Verizon may buy out Verizon Wireless

Dylan Bushell-Embling
06 Mar 2013

The telecom sector could be in for a massive, multi-billion dollar M&A this year – potentially one of the largest ever - revolving around the future of US cellco Verizon Wireless, according to reports.

Verizon Communications wants to sort out its future relationship with Vodafone – joint owner of Verizon Wireless – this year, sources toldBloomberg. Verizon is considering options including a full buyout or a merger with the UK giant.

Vodafone's 45% stake in Verizon Wireless is worth an estimated $115 billion. According to the insiders, a buyout is emerging as the preferred option for Verizon the parent.

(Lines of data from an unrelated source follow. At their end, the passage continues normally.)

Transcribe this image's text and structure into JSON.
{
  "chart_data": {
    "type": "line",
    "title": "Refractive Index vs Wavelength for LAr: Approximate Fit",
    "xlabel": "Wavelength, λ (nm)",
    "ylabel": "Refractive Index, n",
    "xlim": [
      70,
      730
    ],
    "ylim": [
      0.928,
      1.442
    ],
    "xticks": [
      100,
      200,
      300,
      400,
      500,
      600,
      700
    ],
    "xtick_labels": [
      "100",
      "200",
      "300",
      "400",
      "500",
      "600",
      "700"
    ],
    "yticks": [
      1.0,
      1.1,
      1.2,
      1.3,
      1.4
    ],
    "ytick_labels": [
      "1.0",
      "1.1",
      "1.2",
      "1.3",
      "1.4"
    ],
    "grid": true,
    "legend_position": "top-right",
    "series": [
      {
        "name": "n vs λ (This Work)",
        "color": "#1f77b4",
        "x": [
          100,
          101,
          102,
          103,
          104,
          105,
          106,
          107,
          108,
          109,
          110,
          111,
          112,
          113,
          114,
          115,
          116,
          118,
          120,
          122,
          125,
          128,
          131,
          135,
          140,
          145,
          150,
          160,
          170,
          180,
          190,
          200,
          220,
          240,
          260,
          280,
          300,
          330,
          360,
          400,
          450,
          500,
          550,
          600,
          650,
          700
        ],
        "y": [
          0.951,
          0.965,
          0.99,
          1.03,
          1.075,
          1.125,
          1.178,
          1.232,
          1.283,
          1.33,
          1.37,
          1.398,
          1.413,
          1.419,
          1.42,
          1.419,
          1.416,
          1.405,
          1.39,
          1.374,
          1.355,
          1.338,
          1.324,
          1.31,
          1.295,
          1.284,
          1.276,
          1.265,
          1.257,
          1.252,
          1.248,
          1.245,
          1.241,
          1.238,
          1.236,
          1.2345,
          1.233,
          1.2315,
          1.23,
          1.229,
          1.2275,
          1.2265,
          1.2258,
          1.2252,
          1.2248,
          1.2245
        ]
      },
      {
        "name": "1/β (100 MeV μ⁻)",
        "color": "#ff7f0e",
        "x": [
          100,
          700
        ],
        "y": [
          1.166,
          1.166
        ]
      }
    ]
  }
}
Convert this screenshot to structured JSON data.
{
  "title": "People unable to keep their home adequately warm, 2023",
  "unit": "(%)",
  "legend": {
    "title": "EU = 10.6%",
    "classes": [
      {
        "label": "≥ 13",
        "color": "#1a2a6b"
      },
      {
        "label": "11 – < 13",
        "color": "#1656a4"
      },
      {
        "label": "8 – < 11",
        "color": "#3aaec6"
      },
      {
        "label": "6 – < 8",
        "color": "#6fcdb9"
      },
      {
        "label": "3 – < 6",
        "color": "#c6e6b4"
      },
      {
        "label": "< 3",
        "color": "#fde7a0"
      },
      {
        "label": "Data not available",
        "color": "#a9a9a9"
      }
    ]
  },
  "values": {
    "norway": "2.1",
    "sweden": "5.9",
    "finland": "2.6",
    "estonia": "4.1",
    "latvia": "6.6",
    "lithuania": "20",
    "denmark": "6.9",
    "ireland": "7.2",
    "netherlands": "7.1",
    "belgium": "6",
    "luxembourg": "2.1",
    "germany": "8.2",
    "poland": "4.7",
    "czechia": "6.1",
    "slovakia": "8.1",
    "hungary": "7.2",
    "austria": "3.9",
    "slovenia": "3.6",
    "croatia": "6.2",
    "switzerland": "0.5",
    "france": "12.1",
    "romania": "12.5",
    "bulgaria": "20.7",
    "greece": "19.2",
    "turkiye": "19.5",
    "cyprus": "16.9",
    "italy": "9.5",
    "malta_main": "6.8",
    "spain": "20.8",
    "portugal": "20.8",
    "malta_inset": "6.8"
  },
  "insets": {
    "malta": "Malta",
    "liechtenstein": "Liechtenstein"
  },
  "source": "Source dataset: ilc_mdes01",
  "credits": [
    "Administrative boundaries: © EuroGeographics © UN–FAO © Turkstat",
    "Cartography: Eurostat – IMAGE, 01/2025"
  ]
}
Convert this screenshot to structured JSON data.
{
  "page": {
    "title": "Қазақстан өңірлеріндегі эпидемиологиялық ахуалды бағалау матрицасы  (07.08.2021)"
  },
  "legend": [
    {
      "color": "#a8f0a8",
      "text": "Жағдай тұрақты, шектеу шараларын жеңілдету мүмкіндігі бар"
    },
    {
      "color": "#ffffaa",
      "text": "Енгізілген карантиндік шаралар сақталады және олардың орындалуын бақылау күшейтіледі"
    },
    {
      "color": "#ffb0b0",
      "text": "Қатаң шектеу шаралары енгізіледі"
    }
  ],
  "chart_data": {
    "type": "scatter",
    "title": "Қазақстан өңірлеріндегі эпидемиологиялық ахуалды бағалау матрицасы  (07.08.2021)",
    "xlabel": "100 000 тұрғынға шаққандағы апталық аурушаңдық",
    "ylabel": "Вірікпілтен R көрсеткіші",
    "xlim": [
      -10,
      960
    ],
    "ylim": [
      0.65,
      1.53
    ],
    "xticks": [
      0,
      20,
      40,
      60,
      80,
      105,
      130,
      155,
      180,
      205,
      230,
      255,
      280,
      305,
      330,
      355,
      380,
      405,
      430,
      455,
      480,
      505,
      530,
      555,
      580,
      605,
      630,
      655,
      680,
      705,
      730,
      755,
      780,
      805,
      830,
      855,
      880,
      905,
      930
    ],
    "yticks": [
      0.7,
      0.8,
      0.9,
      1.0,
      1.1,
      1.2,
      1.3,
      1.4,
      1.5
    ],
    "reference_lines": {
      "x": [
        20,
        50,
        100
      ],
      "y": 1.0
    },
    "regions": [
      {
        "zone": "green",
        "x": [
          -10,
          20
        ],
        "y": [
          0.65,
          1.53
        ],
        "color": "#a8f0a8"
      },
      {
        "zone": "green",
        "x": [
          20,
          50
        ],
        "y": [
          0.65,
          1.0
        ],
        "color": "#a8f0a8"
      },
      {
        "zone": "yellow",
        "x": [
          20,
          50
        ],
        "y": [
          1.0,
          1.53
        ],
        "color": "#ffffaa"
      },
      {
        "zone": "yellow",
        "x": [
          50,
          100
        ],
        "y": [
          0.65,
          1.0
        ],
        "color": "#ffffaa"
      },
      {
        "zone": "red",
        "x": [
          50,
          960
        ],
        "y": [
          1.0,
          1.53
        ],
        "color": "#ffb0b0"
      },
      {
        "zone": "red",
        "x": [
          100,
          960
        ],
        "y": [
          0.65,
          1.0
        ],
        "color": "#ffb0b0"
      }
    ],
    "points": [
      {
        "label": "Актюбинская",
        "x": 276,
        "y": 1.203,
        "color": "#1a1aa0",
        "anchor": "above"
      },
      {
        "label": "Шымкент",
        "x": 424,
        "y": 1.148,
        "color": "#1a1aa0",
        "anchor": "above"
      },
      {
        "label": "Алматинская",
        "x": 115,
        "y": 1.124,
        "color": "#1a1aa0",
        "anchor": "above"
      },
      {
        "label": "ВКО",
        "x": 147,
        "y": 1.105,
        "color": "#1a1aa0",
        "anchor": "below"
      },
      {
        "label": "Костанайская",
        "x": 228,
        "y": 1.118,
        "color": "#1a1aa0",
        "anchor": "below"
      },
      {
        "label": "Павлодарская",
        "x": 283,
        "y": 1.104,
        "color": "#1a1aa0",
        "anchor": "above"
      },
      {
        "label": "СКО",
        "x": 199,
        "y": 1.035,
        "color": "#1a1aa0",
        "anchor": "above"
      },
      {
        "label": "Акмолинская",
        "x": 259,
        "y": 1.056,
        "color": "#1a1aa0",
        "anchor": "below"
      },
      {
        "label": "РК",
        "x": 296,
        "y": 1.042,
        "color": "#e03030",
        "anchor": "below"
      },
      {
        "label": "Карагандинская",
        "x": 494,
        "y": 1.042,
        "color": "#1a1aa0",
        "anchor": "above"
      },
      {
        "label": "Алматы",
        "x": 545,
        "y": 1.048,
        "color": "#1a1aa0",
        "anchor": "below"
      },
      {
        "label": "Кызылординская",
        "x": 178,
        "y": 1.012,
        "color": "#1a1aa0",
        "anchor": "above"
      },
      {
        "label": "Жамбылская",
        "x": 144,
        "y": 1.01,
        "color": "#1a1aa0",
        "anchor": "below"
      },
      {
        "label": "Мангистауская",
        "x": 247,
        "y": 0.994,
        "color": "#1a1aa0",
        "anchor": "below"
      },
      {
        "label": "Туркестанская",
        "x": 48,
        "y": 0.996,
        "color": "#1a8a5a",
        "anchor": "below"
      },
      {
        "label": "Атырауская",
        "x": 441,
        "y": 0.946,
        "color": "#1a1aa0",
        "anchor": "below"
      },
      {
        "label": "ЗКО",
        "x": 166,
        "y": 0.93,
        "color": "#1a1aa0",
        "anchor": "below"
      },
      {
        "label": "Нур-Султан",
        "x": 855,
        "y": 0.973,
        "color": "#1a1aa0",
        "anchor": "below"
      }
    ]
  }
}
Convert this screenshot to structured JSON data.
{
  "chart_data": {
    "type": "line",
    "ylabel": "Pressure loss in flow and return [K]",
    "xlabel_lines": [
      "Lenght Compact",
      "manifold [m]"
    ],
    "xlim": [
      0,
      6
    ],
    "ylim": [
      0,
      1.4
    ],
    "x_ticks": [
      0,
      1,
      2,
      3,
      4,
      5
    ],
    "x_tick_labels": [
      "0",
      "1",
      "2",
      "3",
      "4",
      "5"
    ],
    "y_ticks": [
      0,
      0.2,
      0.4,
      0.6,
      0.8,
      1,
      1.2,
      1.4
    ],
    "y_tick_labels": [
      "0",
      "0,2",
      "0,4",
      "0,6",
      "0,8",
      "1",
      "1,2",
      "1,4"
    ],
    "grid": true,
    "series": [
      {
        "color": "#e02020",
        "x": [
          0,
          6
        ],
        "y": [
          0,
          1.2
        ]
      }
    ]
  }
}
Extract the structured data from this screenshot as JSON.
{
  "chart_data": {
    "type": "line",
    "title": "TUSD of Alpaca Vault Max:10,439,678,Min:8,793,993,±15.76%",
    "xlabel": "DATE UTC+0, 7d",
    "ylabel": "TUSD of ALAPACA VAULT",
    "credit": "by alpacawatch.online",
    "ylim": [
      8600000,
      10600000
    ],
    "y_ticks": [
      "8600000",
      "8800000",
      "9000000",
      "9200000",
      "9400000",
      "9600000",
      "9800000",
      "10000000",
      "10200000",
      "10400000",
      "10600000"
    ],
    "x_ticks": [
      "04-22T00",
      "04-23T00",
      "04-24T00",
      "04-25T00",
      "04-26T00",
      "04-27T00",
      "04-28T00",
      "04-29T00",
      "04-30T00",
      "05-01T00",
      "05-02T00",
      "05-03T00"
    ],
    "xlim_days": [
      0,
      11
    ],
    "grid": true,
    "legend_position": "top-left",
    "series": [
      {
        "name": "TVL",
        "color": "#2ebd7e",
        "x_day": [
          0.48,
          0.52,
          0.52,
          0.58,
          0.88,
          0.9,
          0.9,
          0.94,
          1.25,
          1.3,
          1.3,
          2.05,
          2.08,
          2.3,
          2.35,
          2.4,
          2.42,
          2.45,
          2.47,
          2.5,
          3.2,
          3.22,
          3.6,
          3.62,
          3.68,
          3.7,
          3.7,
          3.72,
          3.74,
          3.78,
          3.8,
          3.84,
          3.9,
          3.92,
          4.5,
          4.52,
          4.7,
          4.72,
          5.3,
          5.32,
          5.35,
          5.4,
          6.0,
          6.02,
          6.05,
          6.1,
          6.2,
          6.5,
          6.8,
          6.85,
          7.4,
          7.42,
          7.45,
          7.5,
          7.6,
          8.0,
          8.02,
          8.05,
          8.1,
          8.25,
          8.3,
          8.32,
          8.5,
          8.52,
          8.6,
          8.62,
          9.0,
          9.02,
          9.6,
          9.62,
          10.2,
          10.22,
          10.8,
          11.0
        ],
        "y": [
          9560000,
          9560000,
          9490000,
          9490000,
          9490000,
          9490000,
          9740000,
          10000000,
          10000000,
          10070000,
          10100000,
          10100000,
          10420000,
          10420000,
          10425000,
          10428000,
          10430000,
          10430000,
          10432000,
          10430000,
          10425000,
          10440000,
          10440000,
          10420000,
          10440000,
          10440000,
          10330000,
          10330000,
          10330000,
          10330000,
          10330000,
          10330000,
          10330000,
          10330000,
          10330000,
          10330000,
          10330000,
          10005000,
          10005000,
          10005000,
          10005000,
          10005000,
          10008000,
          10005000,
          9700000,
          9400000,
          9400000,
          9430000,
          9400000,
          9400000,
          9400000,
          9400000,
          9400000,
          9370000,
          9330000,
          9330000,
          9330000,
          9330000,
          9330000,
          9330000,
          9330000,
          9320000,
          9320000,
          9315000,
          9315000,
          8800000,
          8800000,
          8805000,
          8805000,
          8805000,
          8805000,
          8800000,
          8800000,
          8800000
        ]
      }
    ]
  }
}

The alternative option – a merger between Verizon Communications and Vodafone – could be among the largest corporate mergers in history. Verizon has an market cap of over $130 billion, while Vodafone's is over $120 billion, Bloomberg estimated.

But according to the report, while both players had been in negotiations over a full merger, talks have stalled due to disagreements over where the merged company would be headquartered and who would lead it.

Specifically, Verizon was reluctant to move to the UK, and Vodafone CEO Vittorio Colao was reticent to cede leadership to Verizon CEO Lowell McAdam.

Verizon and Vodafone have been partners in Verizon Wireless since 1999, when Vodafone's US unit merged with what was then Bell Atlantic.

But Verizon Wireless famously withheld paying a dividend to Vodafone between 2005 and 2011, when it agreed to pay Vodafone $4.5 billion and Verizon Communications $5.5 billion.

Verizon also agreed to pay the partners $8.5 billion as a dividend for the following fiscal year, of which Vodafone was entitled to $3.825 billion.